The interesting part of this is that we can tackle some of these problems by phrasing them as computational problems. There are a wide range of techniques from computer science, information theory, and related domains that have been designed in the past decades to address these problems. 
One of my current projects is to develop privacy-preserving algorithms for large-scale sensitive biomedical datasets that are used by multiple groups like institutions, since institutions aren’t able to share raw data due to existing privacy regulations. We also design new techniques to improve the scalability of existing methods to preserve privacy. We study unknown privacy risks in newly emerging services, data types, and public genetic analysis services. We also develop tools that provide data owners with more fine-grain control over privacy when sharing their data, such as hiding information about specific individuals or genotypes in the dataset and tracing the source of a potential data leakage. 
How did you start working in genetic privacy? 
It started out as a collaboration with my friend from college during my PhD. We entered and won one of the tracks at the iDASH secure genome analysis competition in 2016, where we combined my knowledge of computational biology with his knowledge of cryptography. Cryptography is a collection of theories and techniques for communicating and processing sensitive information. Most people think of cryptography as decoding messages and it's actually a lot more than that.

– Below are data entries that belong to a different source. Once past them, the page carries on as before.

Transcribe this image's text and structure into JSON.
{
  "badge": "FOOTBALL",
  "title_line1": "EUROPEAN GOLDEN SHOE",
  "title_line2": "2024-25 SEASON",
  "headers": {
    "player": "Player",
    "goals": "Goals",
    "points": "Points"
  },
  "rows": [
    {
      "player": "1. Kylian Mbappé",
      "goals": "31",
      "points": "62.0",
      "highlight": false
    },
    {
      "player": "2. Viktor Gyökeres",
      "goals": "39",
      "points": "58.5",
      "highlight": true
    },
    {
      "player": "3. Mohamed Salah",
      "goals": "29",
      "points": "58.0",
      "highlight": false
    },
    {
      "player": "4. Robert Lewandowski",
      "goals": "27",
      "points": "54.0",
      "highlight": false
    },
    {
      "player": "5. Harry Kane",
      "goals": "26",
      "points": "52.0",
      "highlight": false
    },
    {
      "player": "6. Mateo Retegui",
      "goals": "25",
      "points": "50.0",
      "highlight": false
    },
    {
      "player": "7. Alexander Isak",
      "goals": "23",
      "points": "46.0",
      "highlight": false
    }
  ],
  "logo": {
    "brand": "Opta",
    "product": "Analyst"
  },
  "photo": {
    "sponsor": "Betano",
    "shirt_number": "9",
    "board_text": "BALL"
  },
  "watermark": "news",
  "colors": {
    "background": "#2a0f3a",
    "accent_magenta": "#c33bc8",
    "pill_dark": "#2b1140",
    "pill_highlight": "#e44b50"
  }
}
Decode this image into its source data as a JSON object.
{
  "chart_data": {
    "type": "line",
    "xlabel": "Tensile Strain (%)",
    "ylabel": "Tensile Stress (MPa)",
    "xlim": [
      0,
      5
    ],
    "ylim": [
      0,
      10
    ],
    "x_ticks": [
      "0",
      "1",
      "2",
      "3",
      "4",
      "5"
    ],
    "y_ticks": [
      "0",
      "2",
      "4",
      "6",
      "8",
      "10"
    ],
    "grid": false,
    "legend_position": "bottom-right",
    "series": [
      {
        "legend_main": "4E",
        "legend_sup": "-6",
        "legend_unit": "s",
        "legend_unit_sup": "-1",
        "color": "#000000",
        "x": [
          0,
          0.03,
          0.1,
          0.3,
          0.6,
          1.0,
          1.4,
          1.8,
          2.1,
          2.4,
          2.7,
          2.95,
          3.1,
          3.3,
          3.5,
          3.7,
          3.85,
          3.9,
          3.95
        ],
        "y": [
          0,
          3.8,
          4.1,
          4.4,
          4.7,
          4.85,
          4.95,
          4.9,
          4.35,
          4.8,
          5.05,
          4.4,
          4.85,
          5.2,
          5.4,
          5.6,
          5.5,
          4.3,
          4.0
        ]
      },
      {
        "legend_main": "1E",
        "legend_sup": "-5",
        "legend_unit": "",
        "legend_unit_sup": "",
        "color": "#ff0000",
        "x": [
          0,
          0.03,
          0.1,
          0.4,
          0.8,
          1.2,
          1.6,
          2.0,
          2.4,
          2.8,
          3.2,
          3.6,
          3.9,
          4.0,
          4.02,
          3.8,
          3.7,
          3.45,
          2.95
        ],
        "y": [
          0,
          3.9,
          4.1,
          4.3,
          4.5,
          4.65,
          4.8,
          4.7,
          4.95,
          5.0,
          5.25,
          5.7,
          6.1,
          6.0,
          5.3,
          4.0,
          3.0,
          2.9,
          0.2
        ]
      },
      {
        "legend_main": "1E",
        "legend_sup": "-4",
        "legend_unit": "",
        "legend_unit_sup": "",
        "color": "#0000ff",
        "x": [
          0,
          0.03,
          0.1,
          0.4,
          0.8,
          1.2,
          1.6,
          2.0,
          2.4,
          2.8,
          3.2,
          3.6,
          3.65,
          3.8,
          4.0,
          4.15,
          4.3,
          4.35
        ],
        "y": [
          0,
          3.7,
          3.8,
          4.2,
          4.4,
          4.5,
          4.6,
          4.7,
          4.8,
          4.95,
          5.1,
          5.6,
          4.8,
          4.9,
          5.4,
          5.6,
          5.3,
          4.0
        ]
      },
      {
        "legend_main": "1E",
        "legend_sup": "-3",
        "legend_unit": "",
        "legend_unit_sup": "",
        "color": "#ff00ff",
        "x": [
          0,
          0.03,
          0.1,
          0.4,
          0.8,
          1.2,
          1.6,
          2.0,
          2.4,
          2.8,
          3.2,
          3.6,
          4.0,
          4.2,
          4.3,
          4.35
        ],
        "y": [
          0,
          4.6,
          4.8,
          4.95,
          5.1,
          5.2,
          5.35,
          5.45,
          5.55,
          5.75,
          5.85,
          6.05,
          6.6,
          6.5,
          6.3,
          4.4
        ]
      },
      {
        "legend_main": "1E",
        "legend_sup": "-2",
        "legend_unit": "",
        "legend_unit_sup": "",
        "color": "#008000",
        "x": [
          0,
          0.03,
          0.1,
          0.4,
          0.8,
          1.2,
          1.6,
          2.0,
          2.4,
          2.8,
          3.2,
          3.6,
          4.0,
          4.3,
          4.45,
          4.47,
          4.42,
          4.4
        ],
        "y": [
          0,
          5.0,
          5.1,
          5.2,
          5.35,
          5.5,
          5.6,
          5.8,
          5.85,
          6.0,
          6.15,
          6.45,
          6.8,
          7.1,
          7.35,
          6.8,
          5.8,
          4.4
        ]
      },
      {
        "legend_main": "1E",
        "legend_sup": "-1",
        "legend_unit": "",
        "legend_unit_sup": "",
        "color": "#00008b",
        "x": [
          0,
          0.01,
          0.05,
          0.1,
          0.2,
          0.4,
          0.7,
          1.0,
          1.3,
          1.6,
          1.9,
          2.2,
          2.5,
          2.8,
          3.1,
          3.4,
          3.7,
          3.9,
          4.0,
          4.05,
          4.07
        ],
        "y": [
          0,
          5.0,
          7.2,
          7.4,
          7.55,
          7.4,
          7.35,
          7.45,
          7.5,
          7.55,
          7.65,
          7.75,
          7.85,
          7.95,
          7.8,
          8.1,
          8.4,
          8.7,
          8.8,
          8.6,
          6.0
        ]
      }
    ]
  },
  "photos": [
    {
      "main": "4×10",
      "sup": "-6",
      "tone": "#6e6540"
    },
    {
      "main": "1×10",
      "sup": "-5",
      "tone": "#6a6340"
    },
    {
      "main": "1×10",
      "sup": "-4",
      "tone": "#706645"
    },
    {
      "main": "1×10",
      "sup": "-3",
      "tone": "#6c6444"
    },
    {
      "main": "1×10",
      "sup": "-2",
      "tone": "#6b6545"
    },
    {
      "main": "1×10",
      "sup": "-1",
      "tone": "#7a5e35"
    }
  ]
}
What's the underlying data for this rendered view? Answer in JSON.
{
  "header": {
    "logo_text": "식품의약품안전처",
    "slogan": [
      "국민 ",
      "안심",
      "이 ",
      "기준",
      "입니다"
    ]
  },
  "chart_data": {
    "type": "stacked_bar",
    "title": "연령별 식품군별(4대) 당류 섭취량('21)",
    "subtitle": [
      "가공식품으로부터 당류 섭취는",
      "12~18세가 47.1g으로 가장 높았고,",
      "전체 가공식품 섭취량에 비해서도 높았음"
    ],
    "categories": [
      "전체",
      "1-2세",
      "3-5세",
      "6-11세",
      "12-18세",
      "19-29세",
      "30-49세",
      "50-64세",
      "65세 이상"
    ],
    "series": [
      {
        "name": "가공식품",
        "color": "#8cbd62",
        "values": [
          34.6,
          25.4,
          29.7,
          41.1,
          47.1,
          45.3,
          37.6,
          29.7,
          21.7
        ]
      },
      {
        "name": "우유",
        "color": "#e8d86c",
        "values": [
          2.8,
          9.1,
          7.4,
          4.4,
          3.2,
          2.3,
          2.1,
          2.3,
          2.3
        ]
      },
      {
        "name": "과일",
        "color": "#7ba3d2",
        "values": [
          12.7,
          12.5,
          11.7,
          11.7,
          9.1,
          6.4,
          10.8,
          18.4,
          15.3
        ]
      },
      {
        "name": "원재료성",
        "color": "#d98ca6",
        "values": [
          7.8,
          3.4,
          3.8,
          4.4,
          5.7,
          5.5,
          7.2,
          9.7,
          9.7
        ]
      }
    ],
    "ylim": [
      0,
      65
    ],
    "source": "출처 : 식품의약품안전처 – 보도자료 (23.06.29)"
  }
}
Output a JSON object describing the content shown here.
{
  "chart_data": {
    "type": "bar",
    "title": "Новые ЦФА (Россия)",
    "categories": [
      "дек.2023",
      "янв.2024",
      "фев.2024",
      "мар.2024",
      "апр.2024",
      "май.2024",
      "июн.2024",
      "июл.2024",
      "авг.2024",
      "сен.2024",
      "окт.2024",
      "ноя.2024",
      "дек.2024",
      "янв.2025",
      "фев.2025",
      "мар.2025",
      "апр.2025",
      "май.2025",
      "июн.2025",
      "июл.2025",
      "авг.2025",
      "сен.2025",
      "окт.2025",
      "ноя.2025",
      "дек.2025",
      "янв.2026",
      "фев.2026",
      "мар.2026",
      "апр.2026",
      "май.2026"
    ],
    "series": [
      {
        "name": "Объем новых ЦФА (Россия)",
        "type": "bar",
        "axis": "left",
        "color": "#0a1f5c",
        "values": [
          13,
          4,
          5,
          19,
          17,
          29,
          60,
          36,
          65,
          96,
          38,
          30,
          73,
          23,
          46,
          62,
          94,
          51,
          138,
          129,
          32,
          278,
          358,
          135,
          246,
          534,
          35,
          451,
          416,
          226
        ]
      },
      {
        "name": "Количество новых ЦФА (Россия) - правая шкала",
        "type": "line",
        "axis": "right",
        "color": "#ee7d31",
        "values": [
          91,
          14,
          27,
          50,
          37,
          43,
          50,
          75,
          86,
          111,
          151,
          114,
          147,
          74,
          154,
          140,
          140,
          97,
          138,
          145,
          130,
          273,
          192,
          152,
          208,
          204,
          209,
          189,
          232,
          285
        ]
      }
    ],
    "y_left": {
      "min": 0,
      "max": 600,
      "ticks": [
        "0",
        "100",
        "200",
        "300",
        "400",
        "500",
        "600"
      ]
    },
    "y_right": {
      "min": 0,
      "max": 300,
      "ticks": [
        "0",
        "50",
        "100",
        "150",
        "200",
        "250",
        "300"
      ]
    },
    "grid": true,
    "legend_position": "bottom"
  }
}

I’ve been interested in using computational tools to solve privacy challenges ever since. For me, this area is meaningful and rewarding because this topic is so socially important and intellectually complex, and not enough people with my background are working on it.

What have been some of your biggest accomplishments so far? 
Towards the end of my Ph.D., I co-authored two papers that have since defined my trajectory. They both addressed the question of how to securely perform analysis of datasets owned by different institutions at the same time, without sharing the raw data between the institutions, using cryptographic techniques. One paper addressed how to perform a genome-wide association study and the other addressed how to train a neural network model for predicting drug targets. We weren’t the first to work on bringing these cryptographic tools to biomedical data sharing, but I like to think that we contributed to making these ideas more mainstream in the field by demonstrating that it is possible to build practical protocols based on these techniques for key biomedical tasks.
What advice would you give young scientists?
I want to tell students who are interested in interdisciplinary research to not be afraid of feeling like you don’t belong to a specific community. Instead, think of the intersection of fields as your intellectual home. There is value in being able to interact with multiple communities, which unlocks unique opportunities that can be tackled only with an interdisciplinary approach.
Another general piece of advice I have is when projects don’t go as expected, don’t be too discouraged and continue pushing in different directions. Magic happens in research when one finds a solution to a seemingly difficult problem. If one knew something would work from the beginning, that wouldn’t be research!